Catarina Matos é uma das sócio fundadoras da Mind The Trash, a primeira loja online de Desperdício Zero em Portugal.
Arquitecta de formação, desde cedo demonstrou uma paixão e preocupação para com o desperdício que nos rodeia. O ponto de viragem ocorreu quando viveu no Reino Unido e constatou o enorme uso de plástico que a rodeava.
É em 2017, no seu retorno a Portugal, que lança-se no desafio de criar uma loja online para divulgar produtos alternativos aos convencionais e que ainda não existiam no mercado nacional.  
Mind The Trash é um exemplo de loja online, que demonstra ser possível deter uma loja que produza pouco lixo, aproveitando não só materiais como converter a consciencialização para o tema da sustentabilidade, que cada vez mais tem preocupado a nossa e as gerações vindouras.
Fale-nos um pouco sobre si.
O meu nome é Catarina Matos, sou arquitecta de formação com mestrado em Reabilitação, área em que trabalhei por cerca de 10 anos e pela qual tenho um enorme carinho. Sou de Lisboa, a mais nova de 3 irmãos e a que sempre teve as ideias mais “estranhas” da família. Como a minha mãe costuma dizer: “lá vem a Catarina com as suas ideias”.
Trabalhei em Portugal, no Brasil e no Reino Unido enquanto arquitecta tendo adquirido imensa experiência não só em termos de projecto mas também em obra. Sempre quis ter o meu próprio ateliê, tendo trabalhado bastante para isso mas, quando estava preparada para o fazer, acabei por dar prioridade a outra minha paixão, que acredito ser essencial para um futuro mais risonho e de urgente divulgação, o Desperdício Zero.

É uma das sócia fundadoras da Mind The Trash a primeira loja de vendas online de Desperdício Zero em Portugal. O que motivou a criação deste projecto?
Enquanto vivia com os meus pais, questionava-me sobre a quantidade de embalagens que descartávamos diariamente, sobre os inúmeros sacos de plástico que tínhamos guardados. Tanto material com pouco uso e descartado em tão pouco tempo. Admito que sempre me fez muita confusão.
Em Londres, foi onde me deparei com o apocalipse dos descartáveis. Recordo-me da primeira vez que fui a um supermercado. Praticamente todas as frutas vinham embaladas em plástico, inclusivamente as bananas, por exemplo. Pelas 9h da manhã, também já os lixos estavam a transbordar de embalagens de take-away, um hábito muito vincado na cultura dos ingleses.

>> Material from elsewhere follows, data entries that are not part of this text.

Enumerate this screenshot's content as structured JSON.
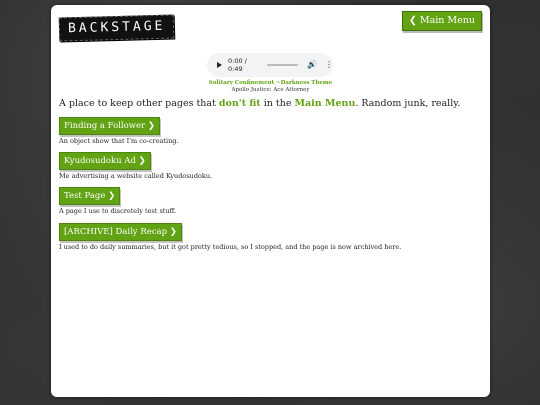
{
  "header": {
    "logo_text": "BACKSTAGE",
    "main_menu_label": "❮ Main Menu"
  },
  "audio": {
    "time": "0:00 / 0:49",
    "song_title": "Solitary Confinement ~Darkness Theme",
    "song_source": "Apollo Justice: Ace Attorney"
  },
  "intro": {
    "part1": "A place to keep other pages that ",
    "highlight1": "don't fit",
    "part2": " in the ",
    "highlight2": "Main Menu",
    "part3": ". Random junk, really."
  },
  "entries": [
    {
      "label": "Finding a Follower ❯",
      "description": "An object show that I'm co-creating."
    },
    {
      "label": "Kyudosudoku Ad ❯",
      "description": "Me advertising a website called Kyudosudoku."
    },
    {
      "label": "Test Page ❯",
      "description": "A page I use to discretely test stuff."
    },
    {
      "label": "[ARCHIVE] Daily Recap ❯",
      "description": "I used to do daily summaries, but it got pretty tedious, so I stopped, and the page is now archived here."
    }
  ],
  "colors": {
    "accent": "#62a314",
    "panel": "#ffffff",
    "background": "#2b2b2b"
  },
  "icons": [
    "play-icon",
    "volume-icon",
    "more-options-icon"
  ]
}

Sabia que queria fazer a diferença e aí surgiu a ideia de criar a Mind The Trash, enquanto conta de instagram pessoal, onde ia partilhando dicas para um estilo de vida mais sustentável e com menos lixo. Em Londres cruzei-me com nomes como Andrea Sanders e Lauren Singer, activistas do Desperdício Zero nos Estados Unidos, e que me inspiraram a querer fazer melhor por um futuro mais sustentável.
Em 2017, ao mudar-me novamente para Portugal, decidi lançar a Mind The Trash enquanto loja online, juntamente com o meu parceiro de negócio Christian Andersen, dinamarquês, que conheci em Londres, para divulgar os produtos alternativos aos convencionais que já tinha acesso mas que não existiam no mercado nacional. Surgiu assim a primeira loja online a assumir a sua luta contra os descartáveis, provando que é possível ter uma loja que produz pouco lixo, que aproveita inúmeros materiais que já existem e que se coloca no mercado, não só como uma loja online, mas como uma loja influenciadora, de consciencialização e educação para o tema da sustentabilidade.

Porquê o conceito de sustentabilidade? O que significa esta noção para si?
Como vivi numa casa com 5 pessoas, podem imaginar a quantidade de lixo que produzíamos diariamente. A ida constante aos ecopontos e ver que estavam praticamente sempre cheios, o aparecimento cada vez mais regular de lixo nas ruas ou a flutuar no mar ou o lixo na areia, mostravam-me que algo estava errado com a forma como a sociedade estava a gerir os resíduos. Cedo me apercebi que esta forma de viver, comodista em excesso, não era sustentável para nós nem para o meio ambiente.
Acredito que hoje em dia estamos totalmente desconectados da natureza. O nosso estilo de vida foca-se essencialmente no trabalho e vivemos numa correria constante, em stress e ansiedade. Esquecemo-nos que somos parte de algo bem maior e o quão é importante abrandarmos.
Enquanto seres humanos, começámos a assumir-nos como ser superior a todas as outras espécies e esquecemo-nos que o planeta é muito complexo e que tudo tem o seu papel. É assustador quando nos apercebemos que só nos últimos 50 anos, a humanidade conseguiu eliminar cerca de 68% da população mundial de animais selvagens e desmatar mais de 40% das florestas existentes. Em 50 anos, conseguimos também sair de uma situação de estabilidade climática que durou mais de 10 mil anos e que nos permitiu crescer enquanto civilização (Holoceno), para uma situação de instabilidade (Antropoceno).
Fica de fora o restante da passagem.